Another problem is that the reforms Congress passed didn’t create national standards for state voting procedures, said Dan Weiner, director of the elections and government program at the Brennan Center for Justice.

“You had mail ballots counted on a rolling basis in one state, so that they could get results on election night, and mail ballots that couldn’t be counted until the last poll closed in another state, which meant that you had states where it took days to count the ballots, and that that bred all sorts of conspiracy theories,” Weiner told HuffPost.

The electoral counting reforms will make it harder to try to pull a Jan. 6, Weiner said, but it’s still a threat. After all, it’s not like Trump’s co-conspirators were espousing accepted legal theories about the Electoral Count Act in the first place.

The new law, Weiner said, has “taken away some of the legal cover that bad actors might have tried to claim, but you’re just not out of the woods, and there’s always going to be some vulnerability.”

Regardless, Trump will have less power to affect the process for the simple reason that he’s not currently president.

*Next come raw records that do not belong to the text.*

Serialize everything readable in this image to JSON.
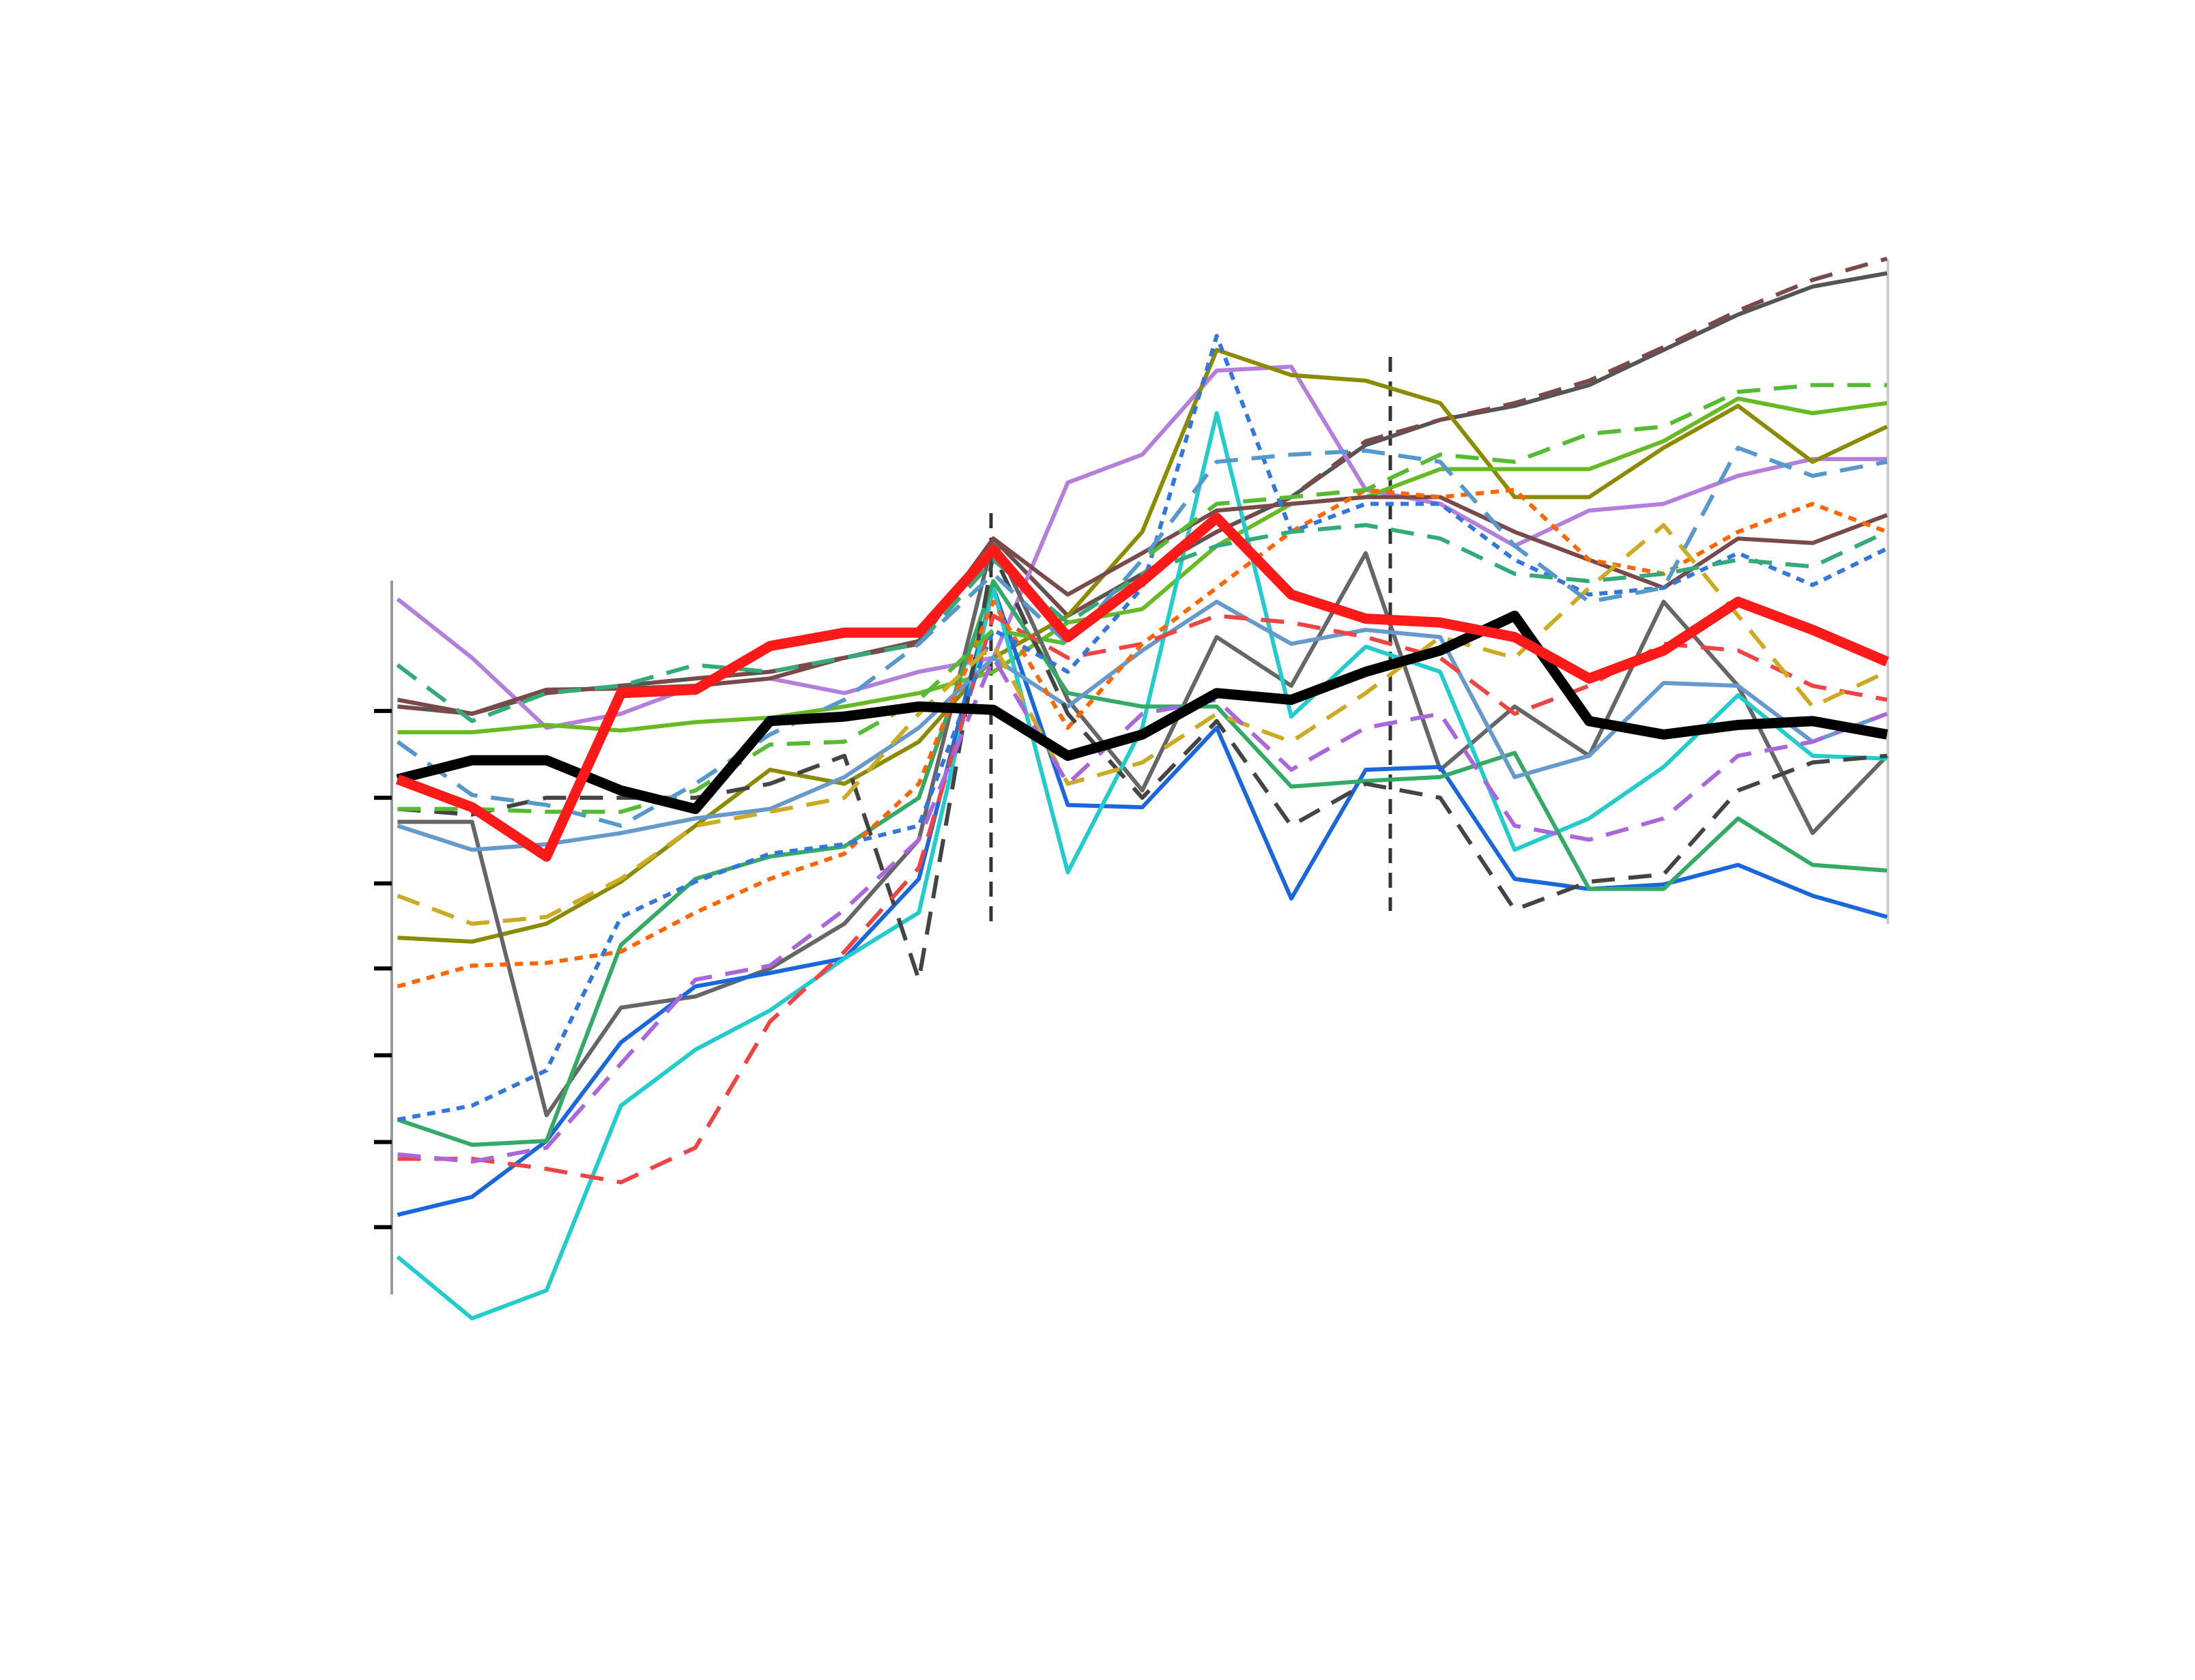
{
  "chart_data": {
    "type": "line",
    "categories": [
      null,
      null,
      null,
      null,
      null,
      null,
      null,
      null,
      null,
      null,
      null,
      null,
      null,
      null,
      null,
      null,
      null,
      null,
      null,
      null,
      null
    ],
    "ylim": [
      0,
      100
    ],
    "yticks": [
      56.5,
      48.75,
      41.1,
      33.5,
      25.75,
      18,
      10.4
    ],
    "series": [
      {
        "color": "#555555",
        "style": "solid",
        "values": [
          56.9,
          56.25,
          58.1,
          58.75,
          59.4,
          60,
          61.25,
          62.5,
          71.9,
          65,
          68.75,
          72.5,
          75.6,
          80.25,
          82.5,
          83.75,
          85.6,
          88.75,
          91.9,
          94.4,
          95.6
        ]
      },
      {
        "color": "#7a4a4a",
        "style": "dashed",
        "values": [
          56.9,
          56.25,
          58.1,
          58.75,
          59.4,
          60,
          61.25,
          62.5,
          71.9,
          65,
          68.75,
          72.5,
          75.6,
          80.6,
          82.5,
          84,
          86,
          89,
          92.25,
          95,
          96.9
        ]
      },
      {
        "color": "#b57edc",
        "style": "solid",
        "values": [
          66.5,
          61.25,
          55,
          56.25,
          58.75,
          59.4,
          58.1,
          60,
          61.25,
          76.9,
          79.4,
          86.9,
          87.25,
          76.25,
          75,
          71.25,
          74.4,
          75,
          77.5,
          79,
          79
        ]
      },
      {
        "color": "#8b8b00",
        "style": "solid",
        "values": [
          36.25,
          35.9,
          37.5,
          41.25,
          46.25,
          51.25,
          50,
          53.75,
          61.25,
          65,
          72.5,
          88.75,
          86.5,
          86,
          84,
          75.6,
          75.6,
          80,
          83.75,
          78.75,
          81.9
        ]
      },
      {
        "color": "#66bb22",
        "style": "solid",
        "values": [
          54.6,
          54.6,
          55.25,
          54.75,
          55.5,
          55.9,
          56.9,
          58.1,
          60,
          64.4,
          65.6,
          71.25,
          75,
          75.6,
          78.1,
          78.1,
          78.1,
          80.6,
          84.4,
          83.1,
          84
        ]
      },
      {
        "color": "#666666",
        "style": "solid",
        "values": [
          46.6,
          46.6,
          20.4,
          30,
          31,
          33.5,
          37.5,
          45,
          71.9,
          57.5,
          49.4,
          63.1,
          58.75,
          70.6,
          51.25,
          56.9,
          52.5,
          66.25,
          58.75,
          45.6,
          52.5
        ]
      },
      {
        "color": "#1a66dd",
        "style": "solid",
        "values": [
          11.5,
          13.1,
          18.1,
          26.9,
          31.9,
          33.1,
          34.4,
          41.5,
          67.5,
          48.1,
          47.9,
          55,
          39.75,
          51.25,
          51.5,
          41.5,
          40.6,
          41,
          42.75,
          40,
          38.1
        ]
      },
      {
        "color": "#22cccc",
        "style": "solid",
        "values": [
          7.75,
          2.25,
          4.75,
          21.25,
          26.25,
          29.75,
          34.4,
          38.5,
          67.5,
          42.1,
          55,
          83.1,
          56,
          62.25,
          60,
          44.1,
          46.9,
          51.5,
          57.9,
          52.5,
          52.25
        ]
      },
      {
        "color": "#33aa66",
        "style": "solid",
        "values": [
          20,
          17.75,
          18.1,
          35.6,
          41.5,
          43.5,
          44.4,
          48.75,
          68.1,
          58.1,
          56.9,
          56.9,
          49.75,
          50.25,
          50.6,
          52.75,
          40.6,
          40.6,
          46.9,
          42.75,
          42.25
        ]
      },
      {
        "color": "#6699cc",
        "style": "solid",
        "values": [
          46.25,
          44.1,
          44.6,
          45.6,
          46.9,
          47.75,
          50.6,
          55,
          61.25,
          56.9,
          61.9,
          66.25,
          62.5,
          63.75,
          63.1,
          50.6,
          52.5,
          59,
          58.75,
          53.75,
          56.25
        ]
      },
      {
        "color": "#7a4a4a",
        "style": "solid",
        "values": [
          57.5,
          56.25,
          58.4,
          58.5,
          58.75,
          59.4,
          61.25,
          62.75,
          71.9,
          66.9,
          70.6,
          74.4,
          75,
          75.6,
          75.6,
          72.5,
          70,
          67.5,
          71.9,
          71.5,
          74
        ]
      },
      {
        "color": "#444444",
        "style": "dashed",
        "values": [
          47.75,
          47.25,
          48.75,
          48.75,
          48.75,
          50,
          52.5,
          32.5,
          70.6,
          56.25,
          48.75,
          55.6,
          46.25,
          50,
          48.75,
          38.75,
          41.25,
          41.9,
          49.4,
          51.9,
          52.5
        ]
      },
      {
        "color": "#ee4444",
        "style": "dashed",
        "values": [
          16.5,
          16.5,
          15.6,
          14.4,
          17.5,
          28.75,
          35,
          42.5,
          65,
          61.25,
          62.5,
          65,
          64.4,
          63.1,
          61.25,
          56.25,
          58.75,
          62.5,
          61.9,
          58.75,
          57.5
        ]
      },
      {
        "color": "#ff6600",
        "style": "dotted",
        "values": [
          31.9,
          33.75,
          34,
          35,
          38.5,
          41.5,
          43.75,
          50,
          66.25,
          55,
          62.5,
          67.5,
          72.5,
          76.25,
          75.6,
          76.25,
          70,
          68.75,
          72.5,
          75,
          72.5
        ]
      },
      {
        "color": "#3377dd",
        "style": "dotted",
        "values": [
          20,
          21.25,
          24.4,
          38.1,
          41.25,
          43.75,
          44.6,
          46.25,
          63.75,
          60,
          67.5,
          90,
          72.5,
          75,
          75,
          70,
          66.9,
          67.5,
          70.6,
          67.75,
          71
        ]
      },
      {
        "color": "#ccaa22",
        "style": "dashed",
        "values": [
          40,
          37.5,
          38.1,
          41.5,
          46.25,
          47.5,
          48.75,
          56.25,
          62.5,
          50,
          51.9,
          56.25,
          53.75,
          58.1,
          63.1,
          61.25,
          67.5,
          73.1,
          65,
          56.9,
          60
        ]
      },
      {
        "color": "#55bb33",
        "style": "dashed",
        "values": [
          47.75,
          47.75,
          47.5,
          47.5,
          49.4,
          53.5,
          53.75,
          57.5,
          63.75,
          62.5,
          70,
          75,
          75.6,
          76.25,
          79.4,
          78.75,
          81.25,
          81.9,
          85,
          85.6,
          85.6
        ]
      },
      {
        "color": "#aa66dd",
        "style": "dashed",
        "values": [
          16.9,
          16.25,
          17.5,
          25,
          32.5,
          33.75,
          38.75,
          45,
          61.25,
          50,
          56.25,
          57.5,
          51.25,
          55,
          56.25,
          46.25,
          45,
          46.9,
          52.5,
          53.75,
          56.25
        ]
      },
      {
        "color": "#33aa77",
        "style": "dashed",
        "values": [
          60.6,
          55.6,
          58.1,
          58.75,
          60.6,
          60,
          61.25,
          62.5,
          70,
          64.4,
          68.75,
          71.25,
          72.5,
          73.1,
          71.9,
          68.75,
          68.1,
          68.75,
          70,
          69.4,
          72.5
        ]
      },
      {
        "color": "#5599cc",
        "style": "dashed",
        "values": [
          53.75,
          49,
          48.1,
          46.25,
          50,
          54.4,
          57.5,
          62.5,
          68.75,
          62.5,
          70,
          78.75,
          79.4,
          79.75,
          78.75,
          71.25,
          66.25,
          67.5,
          80,
          77.5,
          78.75
        ]
      },
      {
        "color": "#000000",
        "style": "bold",
        "values": [
          50.4,
          52.1,
          52.1,
          49.4,
          47.75,
          55.6,
          56,
          56.9,
          56.6,
          52.5,
          54.4,
          58.1,
          57.5,
          60,
          61.9,
          65,
          55.6,
          54.4,
          55.25,
          55.6,
          54.4
        ]
      },
      {
        "color": "#ff1a1a",
        "style": "bold",
        "values": [
          50.4,
          47.9,
          43.5,
          58.1,
          58.4,
          62.3,
          63.5,
          63.5,
          70.9,
          63.1,
          68.1,
          73.75,
          66.9,
          64.75,
          64.4,
          63.1,
          59.4,
          61.9,
          66.25,
          63.75,
          60.9
        ]
      }
    ]
  }
}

After he lost in 2020, he and his underlings tried to bully state legislatures into falsifying results, and he tried to use lackeys in the Justice Department to announce bogus fraud findings. He won’t have any official power to do such things this time around.

Still, Trump could appeal to his elected allies in Congress and in the states to contest the election results on his behalf, and also look to the conservative majority he helped appoint to the Supreme Court to intervene if he loses to Vice President Kamala Harris. It would ultimately be some version of a scheme his allies tried before: create enough chaos and uncertainty to deny his opponent 270 electoral votes and send the matter to the House of Representatives.

Speaking at the Democratic convention on Monday, Biden criticized Trump for declining to commit to accepting the election results, warning that the country isn’t out of the woods yet.

“This will be the first presidential election since January 6th. On that day, we almost lost everything about who we are as a country. And that threat — this is not hyperbole — that threat is still very much alive,” he said. “The vote each of us casts this year will determine whether democracy and freedom will prevail. It’s that simple.”